Cassie rubbed her eyes. She couldn’t say that she lost it: she still had her passport and wallet and phone. “It’s a long story.”
“Tell me.”
“I spilled a glass of red wine on it. So I pitched it.”
“You threw it away?”
“Yes.”
“Where?”
“Does it matter? Let it go.”
“You okay?”
She nodded. “Of course. Why?”
“You snapped at me.”
“I’m sorry.”
“And you look a little clammy.”
“I’m fine.”
Nevertheless, she was relieved when Megan called to the front of the van and asked the driver if he could please get them a little more air here in the back.
* * *
« «
The traffic wasn’t much better on the Sheikh Zayed, the highway, even when the loudspeakers on the minarets started to broadcast the muezzin’s midday call to worship. By the time they arrived at the airport, they had to rush straight to the plane. It was ready and, almost miraculously, they still had a shot at an on-time departure. Megan was the cabin service director on this flight and Shane was the purser. Once more, Cassie would be in first class. Her July bid included both the route (Paris, Dubai) and the cabin (first). The sky marshal, a heavyset American in a nondescript windbreaker with an aisle seat in the last row of the first-class cabin, seemed to be watching her as he settled in for the flight, but she took a breath and told herself that she was being paranoid.
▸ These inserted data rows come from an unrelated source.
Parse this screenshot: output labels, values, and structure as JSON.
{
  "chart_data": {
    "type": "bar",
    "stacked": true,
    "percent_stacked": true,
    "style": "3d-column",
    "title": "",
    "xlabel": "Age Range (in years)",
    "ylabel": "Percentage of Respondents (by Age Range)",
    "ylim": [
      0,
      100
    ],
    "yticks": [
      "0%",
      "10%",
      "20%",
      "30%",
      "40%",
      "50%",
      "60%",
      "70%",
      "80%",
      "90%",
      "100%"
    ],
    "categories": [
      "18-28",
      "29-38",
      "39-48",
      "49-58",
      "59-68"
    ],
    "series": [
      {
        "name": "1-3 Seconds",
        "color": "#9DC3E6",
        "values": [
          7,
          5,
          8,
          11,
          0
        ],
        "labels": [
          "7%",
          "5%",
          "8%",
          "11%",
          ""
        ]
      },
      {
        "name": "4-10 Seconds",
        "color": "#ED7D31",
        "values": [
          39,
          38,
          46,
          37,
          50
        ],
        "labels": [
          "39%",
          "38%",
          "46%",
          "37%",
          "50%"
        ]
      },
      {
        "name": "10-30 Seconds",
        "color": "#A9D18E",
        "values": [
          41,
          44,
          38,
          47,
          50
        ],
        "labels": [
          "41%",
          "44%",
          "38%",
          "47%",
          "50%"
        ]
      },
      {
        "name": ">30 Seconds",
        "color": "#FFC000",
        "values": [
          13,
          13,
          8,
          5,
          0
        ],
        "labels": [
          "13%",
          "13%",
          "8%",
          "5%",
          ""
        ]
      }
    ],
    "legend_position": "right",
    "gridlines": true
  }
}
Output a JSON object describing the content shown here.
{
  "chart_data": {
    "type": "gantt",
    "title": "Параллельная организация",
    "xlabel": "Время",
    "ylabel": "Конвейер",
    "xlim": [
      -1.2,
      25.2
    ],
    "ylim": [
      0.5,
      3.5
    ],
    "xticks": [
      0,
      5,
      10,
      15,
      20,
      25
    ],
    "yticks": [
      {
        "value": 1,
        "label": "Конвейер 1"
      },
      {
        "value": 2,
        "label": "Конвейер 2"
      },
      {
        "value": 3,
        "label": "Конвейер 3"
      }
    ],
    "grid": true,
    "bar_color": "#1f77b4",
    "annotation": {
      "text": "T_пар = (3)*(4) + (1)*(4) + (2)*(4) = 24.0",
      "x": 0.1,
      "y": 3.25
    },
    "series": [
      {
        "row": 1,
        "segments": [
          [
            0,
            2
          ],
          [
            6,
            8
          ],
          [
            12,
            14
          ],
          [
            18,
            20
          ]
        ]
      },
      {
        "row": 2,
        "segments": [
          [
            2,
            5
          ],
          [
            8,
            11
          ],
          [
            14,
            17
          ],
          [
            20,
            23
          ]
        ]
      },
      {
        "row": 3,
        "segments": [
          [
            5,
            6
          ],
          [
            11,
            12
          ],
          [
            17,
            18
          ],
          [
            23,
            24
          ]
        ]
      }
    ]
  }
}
The safety briefing was a video, but she was still expected to remain alert in the front of the aisle to encourage the passengers to actually pay attention. In this cabin, none ever did. Some wouldn’t even take off their headphones or look up from their tablets or newspapers. It wasn’t merely that they were all frequent flyers and knew the drill, it was that there was a certain machismo to not watching: to look up and listen suggested you were either afraid of flying or an outsider at thirty-five thousand feet. You were a newbie.